Department of Internal Medicine B, University Medicine Greifswald, Greifswald, Germany; German Centre for Cardiovascular Research (DZHK), partner site Greifswald, Greifswald, Germany; German Center for Diabetes Research (DZD) partner site Greifswald, Greifswald, Germany.

Published: March 2024

Background: Child maltreatment (CM) is linked to obesity in adulthood. However, sex-differences and direct measurements of body fat have previously been insufficiently considered in this context.

Objective: To assess sex-specific associations of CM with anthropometric markers of overweight/obesity and direct measures of body fat.

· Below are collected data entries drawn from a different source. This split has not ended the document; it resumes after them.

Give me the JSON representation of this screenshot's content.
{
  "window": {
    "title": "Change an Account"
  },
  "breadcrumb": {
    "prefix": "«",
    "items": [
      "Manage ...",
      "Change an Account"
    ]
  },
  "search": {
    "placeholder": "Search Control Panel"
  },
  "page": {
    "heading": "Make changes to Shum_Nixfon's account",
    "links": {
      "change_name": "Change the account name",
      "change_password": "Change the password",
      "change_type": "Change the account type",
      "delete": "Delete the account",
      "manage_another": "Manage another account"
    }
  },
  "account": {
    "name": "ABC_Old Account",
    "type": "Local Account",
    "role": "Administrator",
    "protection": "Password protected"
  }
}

Participants And Setting: Analyses were conducted in 4006 adults from a population-based cohort in Northeastern Germany (SHIP-TREND-0).

Methods: CM was assessed using the Childhood Trauma Questionnaire (CTQ). Obesity-related traits included anthropometric indicators (i.e., height, weight, body mass index [BMI], waist [WC] and hip circumference [HC], waist-to-hip ratio [WHR], waist-to-height ratio [WHtR]), fat mass (FM) and fat-free mass (FFM) derived from bioelectrical impedance analysis (BIA), and subcutaneous (SAT) and visceral adipose tissue (VAT) ascertained using magnetic resonance imaging (MRI). Sex-stratified linear regression models predicting obesity-related traits from total CTQ scores were adjusted for age and education. Exploratory analyses investigated effects of CTQ subscales on obesity-related traits.

Results: In men, CM was positively associated with WHtR (β = 0.04; p = .030) and VAT (β = 0.02; p = .031) and inversely with body height (β = -0.05; p = .010). In women, CM-exposure was positively associated with body weight (β = 0.07; p = .018), BMI (β = 0.03; p = .013), WC (β = 0.07; p = .005), HC (β = 0.05; p = .046), WHR (β = 0.03; p = .015), WHtR (β = 0.04; p = .006), FM (β = 0.04; p = .006), and SAT (β = 0.06; p = .041). In both sexes, effects were mainly driven by exposure to emotional and physical abuse.

Conclusions: Results suggest that associations between CM-exposure and obesity-related traits in adulthood are primarily present in women. This may have implications for sex-specific obesity-related cardiometabolic risk after CM.